Speaker: Peter Jurgec, Leiden University (http://www.jurgec.net/)
Title: Unifying vowel and consonant harmony
Time: Friday Feb. 1st, 3pm.
A reception will follow in the lounge.
Place: Sid Smith 560A (ground floor)
(Sid Smith is located at 100 St. George St.)
Abstract:
Recent phonological literature sees vowel and consonant harmony as
fundamentally different. Whereas vowel harmony is attributed to feature
spreading, consonant harmony instead involves a long-distance relationship
between consonants.

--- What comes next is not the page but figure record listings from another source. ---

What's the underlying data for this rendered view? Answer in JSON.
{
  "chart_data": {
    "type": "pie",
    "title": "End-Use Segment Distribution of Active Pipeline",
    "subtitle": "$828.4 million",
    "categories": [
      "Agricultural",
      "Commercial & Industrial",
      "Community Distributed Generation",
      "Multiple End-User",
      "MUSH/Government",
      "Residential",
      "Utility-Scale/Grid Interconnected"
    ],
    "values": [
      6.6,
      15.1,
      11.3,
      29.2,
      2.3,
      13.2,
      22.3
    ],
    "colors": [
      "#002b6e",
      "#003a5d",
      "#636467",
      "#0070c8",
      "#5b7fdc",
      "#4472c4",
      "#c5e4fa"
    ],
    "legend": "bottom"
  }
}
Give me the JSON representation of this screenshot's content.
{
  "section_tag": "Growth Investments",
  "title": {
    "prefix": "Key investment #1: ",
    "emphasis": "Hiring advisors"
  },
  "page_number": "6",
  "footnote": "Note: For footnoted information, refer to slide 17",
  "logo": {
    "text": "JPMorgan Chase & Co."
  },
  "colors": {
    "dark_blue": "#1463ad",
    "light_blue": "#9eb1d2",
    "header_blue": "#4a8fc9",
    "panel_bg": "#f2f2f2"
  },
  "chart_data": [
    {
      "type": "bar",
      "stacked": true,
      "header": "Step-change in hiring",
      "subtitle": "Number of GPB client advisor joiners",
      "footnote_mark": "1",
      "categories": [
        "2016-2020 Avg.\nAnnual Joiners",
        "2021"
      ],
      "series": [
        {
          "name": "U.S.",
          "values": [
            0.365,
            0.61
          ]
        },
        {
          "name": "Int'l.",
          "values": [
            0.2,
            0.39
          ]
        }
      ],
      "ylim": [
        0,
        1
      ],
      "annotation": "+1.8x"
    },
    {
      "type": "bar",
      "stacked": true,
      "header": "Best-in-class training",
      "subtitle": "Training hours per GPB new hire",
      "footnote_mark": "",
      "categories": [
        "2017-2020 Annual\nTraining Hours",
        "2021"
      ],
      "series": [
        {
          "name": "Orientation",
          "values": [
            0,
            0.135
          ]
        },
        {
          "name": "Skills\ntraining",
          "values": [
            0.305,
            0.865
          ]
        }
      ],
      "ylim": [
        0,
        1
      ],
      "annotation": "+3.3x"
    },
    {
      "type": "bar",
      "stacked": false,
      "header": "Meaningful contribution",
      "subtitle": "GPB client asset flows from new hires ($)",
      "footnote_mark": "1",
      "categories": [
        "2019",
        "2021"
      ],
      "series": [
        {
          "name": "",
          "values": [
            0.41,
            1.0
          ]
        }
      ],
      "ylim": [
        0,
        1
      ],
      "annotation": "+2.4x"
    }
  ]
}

Such a formal distinction may appear warranted as
consonant harmony (i) is found only with some features and (ii) invariantly
affects a subset of consonants; vowel harmony does not display these gaps.
In this talk, I argue that both phenomena can nevertheless be analyzed as
feature spreading. I relate the first gap in consonant harmony to a general
tendency for assimilation to target syllable nuclei (i.e. vowels). This
tendency can be captured by modified alignment constraints. The second gap
suggests that consonant harmony is dependent on another consonant feature.
A strikingly similar pattern is found in parasitic vowel harmony. I capture
such parasitic preference by agreement constraints, which apply to vowel
and consonant harmony. This approach correctly predicts that vowel harmony
can be parasitic or not, whereas consonant harmony is always parasitic.